As centenas de páginas da correspondência particular entre Heinrich Himmler e Marga parecem ser somente mundanas à primeira vista. Especialmente nos primeiros anos de sua relação, quando Himmler ainda não fazia parte do alto escalão nazista, eles escreveram muitas cartas de amor aparentemente comuns. Mas de vez em quando apareciam sinais do imenso antissemitismo de Himmler e de sua obcessão nestas primeiras cartas dos anos de 1927 e1928. Os documentos não mudam a imagem conhecida do reino do terror nazista, mas elas certamente acrescentam inúmeros detalhes desconhecidos e ajudam a dar uma ideia melhor de que tipo de pessoa era o líder da SS, sua vida diária e seu círculo de amigos.

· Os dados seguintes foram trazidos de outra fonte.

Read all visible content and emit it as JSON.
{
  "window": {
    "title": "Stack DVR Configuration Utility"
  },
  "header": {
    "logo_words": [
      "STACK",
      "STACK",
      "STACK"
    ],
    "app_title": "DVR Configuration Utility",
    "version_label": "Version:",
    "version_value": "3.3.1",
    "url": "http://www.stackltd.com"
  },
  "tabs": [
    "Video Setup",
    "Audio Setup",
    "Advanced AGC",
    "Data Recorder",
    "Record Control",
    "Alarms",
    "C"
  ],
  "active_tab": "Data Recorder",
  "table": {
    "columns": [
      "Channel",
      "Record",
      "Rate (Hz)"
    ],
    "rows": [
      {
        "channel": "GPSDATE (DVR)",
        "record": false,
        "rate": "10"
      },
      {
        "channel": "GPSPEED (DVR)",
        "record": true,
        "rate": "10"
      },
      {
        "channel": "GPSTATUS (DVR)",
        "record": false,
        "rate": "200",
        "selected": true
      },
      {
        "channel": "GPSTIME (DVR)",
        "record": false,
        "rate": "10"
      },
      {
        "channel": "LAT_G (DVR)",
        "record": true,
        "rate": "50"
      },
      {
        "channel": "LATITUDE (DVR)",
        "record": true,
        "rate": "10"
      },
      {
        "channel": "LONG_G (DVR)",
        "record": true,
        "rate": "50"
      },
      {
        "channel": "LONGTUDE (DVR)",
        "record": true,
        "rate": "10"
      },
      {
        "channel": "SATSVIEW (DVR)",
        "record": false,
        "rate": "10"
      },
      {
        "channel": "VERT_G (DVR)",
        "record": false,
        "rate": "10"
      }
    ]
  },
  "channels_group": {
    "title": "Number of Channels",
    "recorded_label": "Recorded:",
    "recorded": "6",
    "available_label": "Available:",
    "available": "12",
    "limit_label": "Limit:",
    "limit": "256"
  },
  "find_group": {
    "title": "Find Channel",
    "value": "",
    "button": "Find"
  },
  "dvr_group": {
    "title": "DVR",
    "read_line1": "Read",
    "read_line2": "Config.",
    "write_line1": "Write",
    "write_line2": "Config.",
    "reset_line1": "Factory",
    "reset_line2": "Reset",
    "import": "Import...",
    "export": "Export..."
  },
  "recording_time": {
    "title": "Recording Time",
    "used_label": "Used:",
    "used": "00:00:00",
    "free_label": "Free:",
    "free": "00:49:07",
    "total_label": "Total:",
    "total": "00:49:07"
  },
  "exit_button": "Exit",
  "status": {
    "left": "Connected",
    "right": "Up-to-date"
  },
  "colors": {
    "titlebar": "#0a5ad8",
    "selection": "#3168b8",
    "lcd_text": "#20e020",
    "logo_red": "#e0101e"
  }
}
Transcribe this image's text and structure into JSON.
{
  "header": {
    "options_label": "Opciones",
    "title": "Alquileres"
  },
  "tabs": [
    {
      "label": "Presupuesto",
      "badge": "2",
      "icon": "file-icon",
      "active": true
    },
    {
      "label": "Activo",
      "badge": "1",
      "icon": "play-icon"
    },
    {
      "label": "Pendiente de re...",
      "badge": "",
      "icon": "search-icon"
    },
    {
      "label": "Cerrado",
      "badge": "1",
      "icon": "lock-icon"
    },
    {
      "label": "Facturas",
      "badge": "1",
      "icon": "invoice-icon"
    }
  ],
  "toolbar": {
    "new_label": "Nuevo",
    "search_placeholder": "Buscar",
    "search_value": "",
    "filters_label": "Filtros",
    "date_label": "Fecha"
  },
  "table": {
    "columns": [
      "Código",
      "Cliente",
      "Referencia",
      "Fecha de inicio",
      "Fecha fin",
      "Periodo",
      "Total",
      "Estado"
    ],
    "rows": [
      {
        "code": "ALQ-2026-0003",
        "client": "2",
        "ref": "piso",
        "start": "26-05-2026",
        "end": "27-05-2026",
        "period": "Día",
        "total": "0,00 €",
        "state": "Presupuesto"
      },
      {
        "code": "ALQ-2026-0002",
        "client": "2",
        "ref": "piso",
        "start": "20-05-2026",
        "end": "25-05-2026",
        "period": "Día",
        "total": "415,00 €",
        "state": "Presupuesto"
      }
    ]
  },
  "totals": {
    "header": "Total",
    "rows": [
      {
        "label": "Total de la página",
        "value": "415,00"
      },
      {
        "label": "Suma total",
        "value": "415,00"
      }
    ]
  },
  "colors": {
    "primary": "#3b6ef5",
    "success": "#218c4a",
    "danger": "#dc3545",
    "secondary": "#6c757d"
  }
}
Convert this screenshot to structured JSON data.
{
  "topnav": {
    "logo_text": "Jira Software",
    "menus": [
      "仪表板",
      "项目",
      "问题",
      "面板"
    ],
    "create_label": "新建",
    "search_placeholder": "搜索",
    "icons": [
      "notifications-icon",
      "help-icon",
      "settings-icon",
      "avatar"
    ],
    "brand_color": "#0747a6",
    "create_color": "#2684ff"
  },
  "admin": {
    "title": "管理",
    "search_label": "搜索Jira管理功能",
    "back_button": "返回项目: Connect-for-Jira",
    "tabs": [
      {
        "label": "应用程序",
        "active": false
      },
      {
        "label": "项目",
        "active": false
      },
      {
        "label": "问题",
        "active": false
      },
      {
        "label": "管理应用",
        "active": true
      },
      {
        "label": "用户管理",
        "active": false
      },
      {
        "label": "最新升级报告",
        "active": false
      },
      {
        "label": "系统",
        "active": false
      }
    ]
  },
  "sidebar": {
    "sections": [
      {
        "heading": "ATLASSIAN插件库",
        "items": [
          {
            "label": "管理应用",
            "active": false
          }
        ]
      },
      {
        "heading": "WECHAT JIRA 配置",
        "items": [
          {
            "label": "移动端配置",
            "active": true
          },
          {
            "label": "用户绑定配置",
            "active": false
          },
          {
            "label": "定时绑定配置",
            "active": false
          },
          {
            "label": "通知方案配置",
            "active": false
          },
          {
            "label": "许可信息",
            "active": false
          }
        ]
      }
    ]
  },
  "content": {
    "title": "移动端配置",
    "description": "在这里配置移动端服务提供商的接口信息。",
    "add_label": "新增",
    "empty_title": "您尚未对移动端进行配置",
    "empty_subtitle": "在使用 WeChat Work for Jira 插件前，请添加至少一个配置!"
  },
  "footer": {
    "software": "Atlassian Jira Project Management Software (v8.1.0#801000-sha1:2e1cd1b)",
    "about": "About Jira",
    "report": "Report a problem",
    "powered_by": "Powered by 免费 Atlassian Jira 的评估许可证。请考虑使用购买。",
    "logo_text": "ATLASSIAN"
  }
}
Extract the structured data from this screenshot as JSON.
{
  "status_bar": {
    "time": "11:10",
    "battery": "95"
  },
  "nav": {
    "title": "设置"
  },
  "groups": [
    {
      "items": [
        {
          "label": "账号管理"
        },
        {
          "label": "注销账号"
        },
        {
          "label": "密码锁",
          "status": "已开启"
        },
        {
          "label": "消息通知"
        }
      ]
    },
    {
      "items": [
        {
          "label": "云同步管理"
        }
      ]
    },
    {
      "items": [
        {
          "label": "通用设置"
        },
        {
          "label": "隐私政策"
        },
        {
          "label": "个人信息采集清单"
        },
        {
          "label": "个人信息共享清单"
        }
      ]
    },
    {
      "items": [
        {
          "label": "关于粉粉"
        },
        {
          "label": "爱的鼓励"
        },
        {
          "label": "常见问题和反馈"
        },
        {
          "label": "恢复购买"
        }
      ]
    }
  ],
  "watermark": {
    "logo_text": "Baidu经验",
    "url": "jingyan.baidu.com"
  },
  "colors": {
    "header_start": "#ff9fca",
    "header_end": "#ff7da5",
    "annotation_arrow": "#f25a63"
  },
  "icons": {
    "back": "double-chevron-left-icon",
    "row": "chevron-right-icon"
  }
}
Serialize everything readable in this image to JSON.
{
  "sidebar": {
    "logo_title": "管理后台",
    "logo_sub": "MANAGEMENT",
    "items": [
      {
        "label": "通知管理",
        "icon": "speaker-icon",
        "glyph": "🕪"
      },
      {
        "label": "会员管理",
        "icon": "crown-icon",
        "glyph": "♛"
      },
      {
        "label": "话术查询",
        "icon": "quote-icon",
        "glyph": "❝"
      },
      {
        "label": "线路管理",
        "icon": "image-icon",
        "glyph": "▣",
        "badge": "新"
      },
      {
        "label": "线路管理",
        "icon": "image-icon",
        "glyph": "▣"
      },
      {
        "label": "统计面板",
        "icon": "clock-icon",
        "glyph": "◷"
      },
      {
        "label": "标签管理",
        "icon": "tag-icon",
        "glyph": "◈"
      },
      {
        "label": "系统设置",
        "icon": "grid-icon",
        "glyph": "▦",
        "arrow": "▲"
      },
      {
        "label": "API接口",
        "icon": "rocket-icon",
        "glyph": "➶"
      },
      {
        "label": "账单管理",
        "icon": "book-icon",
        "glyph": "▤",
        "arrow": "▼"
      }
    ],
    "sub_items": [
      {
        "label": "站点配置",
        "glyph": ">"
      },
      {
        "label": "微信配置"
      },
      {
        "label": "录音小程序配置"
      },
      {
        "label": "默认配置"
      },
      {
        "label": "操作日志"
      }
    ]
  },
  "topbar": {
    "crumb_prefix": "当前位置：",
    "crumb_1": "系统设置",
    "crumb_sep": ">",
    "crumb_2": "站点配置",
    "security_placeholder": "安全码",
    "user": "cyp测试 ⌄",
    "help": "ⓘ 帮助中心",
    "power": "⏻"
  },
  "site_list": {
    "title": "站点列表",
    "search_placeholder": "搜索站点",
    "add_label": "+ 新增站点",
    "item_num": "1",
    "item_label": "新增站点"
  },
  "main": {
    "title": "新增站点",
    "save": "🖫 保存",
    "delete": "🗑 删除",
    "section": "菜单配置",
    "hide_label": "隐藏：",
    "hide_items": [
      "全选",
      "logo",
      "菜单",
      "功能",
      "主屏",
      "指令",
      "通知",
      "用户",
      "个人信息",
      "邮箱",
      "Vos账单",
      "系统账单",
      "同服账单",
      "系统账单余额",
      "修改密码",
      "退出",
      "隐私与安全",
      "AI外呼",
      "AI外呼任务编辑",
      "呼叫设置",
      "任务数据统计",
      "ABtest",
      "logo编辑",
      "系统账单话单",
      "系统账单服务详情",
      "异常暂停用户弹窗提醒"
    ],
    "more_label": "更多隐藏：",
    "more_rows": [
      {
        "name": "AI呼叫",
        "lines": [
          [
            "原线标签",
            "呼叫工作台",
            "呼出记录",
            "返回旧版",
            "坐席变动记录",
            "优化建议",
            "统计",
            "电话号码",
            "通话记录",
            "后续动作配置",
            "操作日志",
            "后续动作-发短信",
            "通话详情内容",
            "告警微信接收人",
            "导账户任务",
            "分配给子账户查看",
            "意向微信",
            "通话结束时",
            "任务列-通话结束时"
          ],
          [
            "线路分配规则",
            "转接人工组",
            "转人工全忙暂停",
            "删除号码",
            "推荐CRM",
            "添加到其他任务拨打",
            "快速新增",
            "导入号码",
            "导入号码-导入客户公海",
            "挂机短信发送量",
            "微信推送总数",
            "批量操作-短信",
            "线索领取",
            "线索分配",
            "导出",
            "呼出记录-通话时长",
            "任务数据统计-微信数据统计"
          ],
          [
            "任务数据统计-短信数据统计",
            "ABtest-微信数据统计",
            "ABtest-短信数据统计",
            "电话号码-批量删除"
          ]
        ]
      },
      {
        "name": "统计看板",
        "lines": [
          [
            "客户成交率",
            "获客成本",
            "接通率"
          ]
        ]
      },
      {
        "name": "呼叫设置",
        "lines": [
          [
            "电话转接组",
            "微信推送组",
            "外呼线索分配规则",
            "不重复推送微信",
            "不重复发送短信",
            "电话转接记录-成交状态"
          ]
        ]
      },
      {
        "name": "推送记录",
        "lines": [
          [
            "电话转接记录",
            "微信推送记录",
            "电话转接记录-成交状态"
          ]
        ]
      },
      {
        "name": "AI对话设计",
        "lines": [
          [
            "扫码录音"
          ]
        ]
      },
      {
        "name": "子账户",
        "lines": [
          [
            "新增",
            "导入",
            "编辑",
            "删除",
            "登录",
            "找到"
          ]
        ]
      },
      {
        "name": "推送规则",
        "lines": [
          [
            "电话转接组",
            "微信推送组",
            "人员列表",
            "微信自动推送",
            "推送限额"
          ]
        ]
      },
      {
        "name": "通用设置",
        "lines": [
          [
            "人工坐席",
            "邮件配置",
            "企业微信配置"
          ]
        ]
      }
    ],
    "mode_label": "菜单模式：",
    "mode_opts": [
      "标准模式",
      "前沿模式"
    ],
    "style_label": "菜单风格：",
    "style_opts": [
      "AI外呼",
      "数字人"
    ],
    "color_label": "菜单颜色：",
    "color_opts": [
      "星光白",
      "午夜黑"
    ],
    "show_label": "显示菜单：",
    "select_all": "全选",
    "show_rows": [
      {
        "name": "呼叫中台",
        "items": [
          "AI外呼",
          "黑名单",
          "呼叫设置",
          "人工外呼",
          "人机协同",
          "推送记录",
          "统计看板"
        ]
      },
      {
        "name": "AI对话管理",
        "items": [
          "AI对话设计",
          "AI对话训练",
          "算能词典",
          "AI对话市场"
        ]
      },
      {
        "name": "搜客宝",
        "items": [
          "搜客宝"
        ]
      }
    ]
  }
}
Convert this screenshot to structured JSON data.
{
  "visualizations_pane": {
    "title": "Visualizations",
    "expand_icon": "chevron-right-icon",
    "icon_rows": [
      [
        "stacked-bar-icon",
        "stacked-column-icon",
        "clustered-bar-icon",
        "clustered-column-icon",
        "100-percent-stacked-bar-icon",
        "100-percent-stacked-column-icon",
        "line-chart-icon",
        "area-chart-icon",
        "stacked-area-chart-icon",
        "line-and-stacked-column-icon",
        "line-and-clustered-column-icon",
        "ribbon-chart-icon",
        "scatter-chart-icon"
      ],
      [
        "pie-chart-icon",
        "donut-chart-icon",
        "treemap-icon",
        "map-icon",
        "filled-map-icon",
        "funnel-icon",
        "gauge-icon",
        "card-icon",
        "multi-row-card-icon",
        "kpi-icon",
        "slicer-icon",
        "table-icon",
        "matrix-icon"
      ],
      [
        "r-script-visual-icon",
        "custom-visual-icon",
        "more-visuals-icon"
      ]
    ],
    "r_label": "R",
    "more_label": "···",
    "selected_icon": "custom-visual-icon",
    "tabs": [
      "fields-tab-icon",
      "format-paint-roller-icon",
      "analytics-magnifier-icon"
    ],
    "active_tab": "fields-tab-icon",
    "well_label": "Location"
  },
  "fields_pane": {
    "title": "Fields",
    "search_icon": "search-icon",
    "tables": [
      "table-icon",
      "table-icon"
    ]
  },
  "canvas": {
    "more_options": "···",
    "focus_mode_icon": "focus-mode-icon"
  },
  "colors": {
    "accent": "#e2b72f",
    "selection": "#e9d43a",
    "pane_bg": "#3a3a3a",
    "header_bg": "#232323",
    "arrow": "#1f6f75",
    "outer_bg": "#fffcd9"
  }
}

Himmler nasceu em outubro de 1900, como o filho do meio de um professor secundário bávaro. Como soldado, Himmler tentou desesperadamente servir na frente de batalha da Primeira Guerra Mundial. Ele nunca conseguiu isso e compensou a “oportunidade perdida” com um comprometimento radical com os círculos nacionalistas bávaros: ele se filiou ao partido nazista como membro número 42.404. Durante o golpe do salão da cervejaria em novembro de 1923[1], Himmler serviu como guarda em um obstáculo colocado em frente ao Ministério da Guerra bávaro em Munique. Após a tentativa de golpe falhar, o agrônomo começou a divulgar suas ideias nacionalistas por meio de um alto-falante. Após o restabelecimento do partido nazista e de suas subdivisões no começo de 1925, ele tornou-se membro do ramo paramilitar do NSDAP (SA) mas logo mudou-se para a menor SS, a organização paramilitar de segurança. Ele se filiou com o número 168.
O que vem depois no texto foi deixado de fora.